Maybe I can actually rest for once.
I had a dreamless sleep that night. I remember drifting off and then suddenly being woken up by the light drifting into my bedroom through the window. I remember a smile creeping across my face as I woke up.
I had an average day that day. I went to work, and nothing eventful happened. I rejoiced in the blandness of that day.
I saw Sam on that day. She noticed that I was unusually happy, and asked what had happened. I explained that I ended my dreams forever. I expected her to be happy for me.
She wasn’t.
“What do you mean you killed yourself in your dreams?! Didn’t your parents tell you never to do that?” she asked.
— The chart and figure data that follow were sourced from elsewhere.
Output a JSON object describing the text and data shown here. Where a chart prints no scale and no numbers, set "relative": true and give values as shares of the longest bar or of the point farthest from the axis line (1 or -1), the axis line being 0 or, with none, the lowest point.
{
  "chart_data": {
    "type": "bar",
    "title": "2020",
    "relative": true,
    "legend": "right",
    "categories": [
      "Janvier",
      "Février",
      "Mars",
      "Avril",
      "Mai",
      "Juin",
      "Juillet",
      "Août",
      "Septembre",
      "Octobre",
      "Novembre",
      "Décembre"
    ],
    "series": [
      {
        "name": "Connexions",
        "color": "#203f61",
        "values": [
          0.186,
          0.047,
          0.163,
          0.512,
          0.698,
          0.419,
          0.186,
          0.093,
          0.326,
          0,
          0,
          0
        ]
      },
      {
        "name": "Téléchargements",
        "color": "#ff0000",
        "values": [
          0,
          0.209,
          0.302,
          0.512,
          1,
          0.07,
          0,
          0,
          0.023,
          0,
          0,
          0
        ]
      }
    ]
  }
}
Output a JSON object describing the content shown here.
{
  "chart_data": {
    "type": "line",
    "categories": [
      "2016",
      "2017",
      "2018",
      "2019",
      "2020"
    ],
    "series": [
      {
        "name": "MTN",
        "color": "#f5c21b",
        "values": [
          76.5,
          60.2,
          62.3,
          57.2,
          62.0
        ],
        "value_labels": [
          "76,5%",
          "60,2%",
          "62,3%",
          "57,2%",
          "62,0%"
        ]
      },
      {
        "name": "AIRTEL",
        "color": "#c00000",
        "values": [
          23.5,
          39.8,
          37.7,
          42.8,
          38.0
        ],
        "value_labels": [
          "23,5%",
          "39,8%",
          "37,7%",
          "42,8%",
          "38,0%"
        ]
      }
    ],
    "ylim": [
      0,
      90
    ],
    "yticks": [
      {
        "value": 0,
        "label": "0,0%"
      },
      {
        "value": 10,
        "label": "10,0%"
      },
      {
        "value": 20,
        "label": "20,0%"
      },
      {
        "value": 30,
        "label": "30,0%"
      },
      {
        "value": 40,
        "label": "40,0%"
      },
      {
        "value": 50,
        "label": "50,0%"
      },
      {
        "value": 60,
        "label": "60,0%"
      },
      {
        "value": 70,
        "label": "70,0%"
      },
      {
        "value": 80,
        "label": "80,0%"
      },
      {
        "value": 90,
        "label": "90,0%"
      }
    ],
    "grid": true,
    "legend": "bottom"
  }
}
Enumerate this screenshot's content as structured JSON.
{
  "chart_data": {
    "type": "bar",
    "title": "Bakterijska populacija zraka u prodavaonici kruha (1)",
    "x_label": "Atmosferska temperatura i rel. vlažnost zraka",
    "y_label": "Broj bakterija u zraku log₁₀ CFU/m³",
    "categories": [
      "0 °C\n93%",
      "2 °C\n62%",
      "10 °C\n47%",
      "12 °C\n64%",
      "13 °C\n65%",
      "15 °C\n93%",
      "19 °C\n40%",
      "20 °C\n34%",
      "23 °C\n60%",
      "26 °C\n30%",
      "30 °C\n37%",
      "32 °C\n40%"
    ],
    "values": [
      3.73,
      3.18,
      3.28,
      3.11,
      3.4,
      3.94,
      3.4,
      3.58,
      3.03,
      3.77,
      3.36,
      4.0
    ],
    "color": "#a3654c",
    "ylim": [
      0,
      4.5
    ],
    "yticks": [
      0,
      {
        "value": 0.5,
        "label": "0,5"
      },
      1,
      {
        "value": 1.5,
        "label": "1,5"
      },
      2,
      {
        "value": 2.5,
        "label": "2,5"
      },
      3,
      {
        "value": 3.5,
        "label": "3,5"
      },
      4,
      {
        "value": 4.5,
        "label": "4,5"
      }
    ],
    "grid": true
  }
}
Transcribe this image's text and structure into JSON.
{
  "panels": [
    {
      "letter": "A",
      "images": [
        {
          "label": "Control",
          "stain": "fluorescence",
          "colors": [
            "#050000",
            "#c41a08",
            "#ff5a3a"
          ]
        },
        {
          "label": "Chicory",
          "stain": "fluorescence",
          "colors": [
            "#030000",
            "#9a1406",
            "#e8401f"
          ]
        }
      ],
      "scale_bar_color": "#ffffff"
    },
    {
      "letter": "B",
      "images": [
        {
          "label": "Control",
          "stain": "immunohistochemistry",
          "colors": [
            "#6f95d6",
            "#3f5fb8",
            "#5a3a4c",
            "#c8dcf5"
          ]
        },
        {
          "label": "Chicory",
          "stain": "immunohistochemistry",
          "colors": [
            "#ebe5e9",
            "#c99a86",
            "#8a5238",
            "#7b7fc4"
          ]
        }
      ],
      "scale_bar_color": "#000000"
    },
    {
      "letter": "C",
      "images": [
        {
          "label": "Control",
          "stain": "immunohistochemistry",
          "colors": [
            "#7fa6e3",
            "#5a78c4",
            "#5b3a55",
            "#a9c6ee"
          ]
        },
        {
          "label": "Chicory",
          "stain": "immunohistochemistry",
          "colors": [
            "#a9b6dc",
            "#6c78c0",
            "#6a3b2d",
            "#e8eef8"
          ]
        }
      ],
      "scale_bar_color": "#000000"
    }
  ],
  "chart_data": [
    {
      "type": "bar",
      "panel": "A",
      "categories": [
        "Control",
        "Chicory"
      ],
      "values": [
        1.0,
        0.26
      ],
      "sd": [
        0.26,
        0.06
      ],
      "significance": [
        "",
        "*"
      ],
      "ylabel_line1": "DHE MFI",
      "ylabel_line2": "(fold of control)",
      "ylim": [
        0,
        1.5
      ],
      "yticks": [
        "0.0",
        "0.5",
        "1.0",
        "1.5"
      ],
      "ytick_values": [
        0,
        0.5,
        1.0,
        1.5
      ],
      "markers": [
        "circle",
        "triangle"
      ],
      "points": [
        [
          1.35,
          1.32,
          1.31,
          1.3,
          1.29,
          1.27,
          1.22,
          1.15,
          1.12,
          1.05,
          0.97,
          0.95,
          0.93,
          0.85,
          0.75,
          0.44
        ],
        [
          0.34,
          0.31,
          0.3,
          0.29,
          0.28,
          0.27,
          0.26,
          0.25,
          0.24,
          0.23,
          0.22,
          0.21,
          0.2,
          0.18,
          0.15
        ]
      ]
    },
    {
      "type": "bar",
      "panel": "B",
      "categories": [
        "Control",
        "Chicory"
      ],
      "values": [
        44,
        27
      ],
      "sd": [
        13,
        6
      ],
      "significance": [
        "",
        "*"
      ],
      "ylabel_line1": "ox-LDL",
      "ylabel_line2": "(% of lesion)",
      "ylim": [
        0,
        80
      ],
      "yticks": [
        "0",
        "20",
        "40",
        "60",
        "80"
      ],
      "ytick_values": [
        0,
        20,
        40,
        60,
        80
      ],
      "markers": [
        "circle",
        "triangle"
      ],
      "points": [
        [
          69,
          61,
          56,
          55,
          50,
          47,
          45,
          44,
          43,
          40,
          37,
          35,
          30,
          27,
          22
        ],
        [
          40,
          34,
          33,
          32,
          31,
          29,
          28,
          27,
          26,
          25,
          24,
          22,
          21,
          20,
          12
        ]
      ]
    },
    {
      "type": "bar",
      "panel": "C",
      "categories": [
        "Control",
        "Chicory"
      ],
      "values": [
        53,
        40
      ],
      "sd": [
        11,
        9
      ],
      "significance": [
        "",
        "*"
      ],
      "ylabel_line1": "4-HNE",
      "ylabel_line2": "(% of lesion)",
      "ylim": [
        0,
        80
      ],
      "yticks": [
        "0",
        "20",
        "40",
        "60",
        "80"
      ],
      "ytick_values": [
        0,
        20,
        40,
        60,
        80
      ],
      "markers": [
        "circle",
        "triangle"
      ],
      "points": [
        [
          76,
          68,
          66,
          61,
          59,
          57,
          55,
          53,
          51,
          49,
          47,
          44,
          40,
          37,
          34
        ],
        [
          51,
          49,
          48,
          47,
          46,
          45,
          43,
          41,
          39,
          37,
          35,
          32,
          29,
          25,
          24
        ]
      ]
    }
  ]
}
I was confused.
“What was I supposed to do? You of all people would have understood what I’ve been going through.”
“There’s a reason they tell you not to, Jack.” Sam said. I remember asking her to elaborate, but she wouldn’t. That was the last time we talked, but at the time I didn’t realize. I was too high on my own relief and happiness. When I went to bed that night, I drifted off to sleep with a smile on my face.
I wasn’t even bothered by the figure standing over me when I closed my eyes.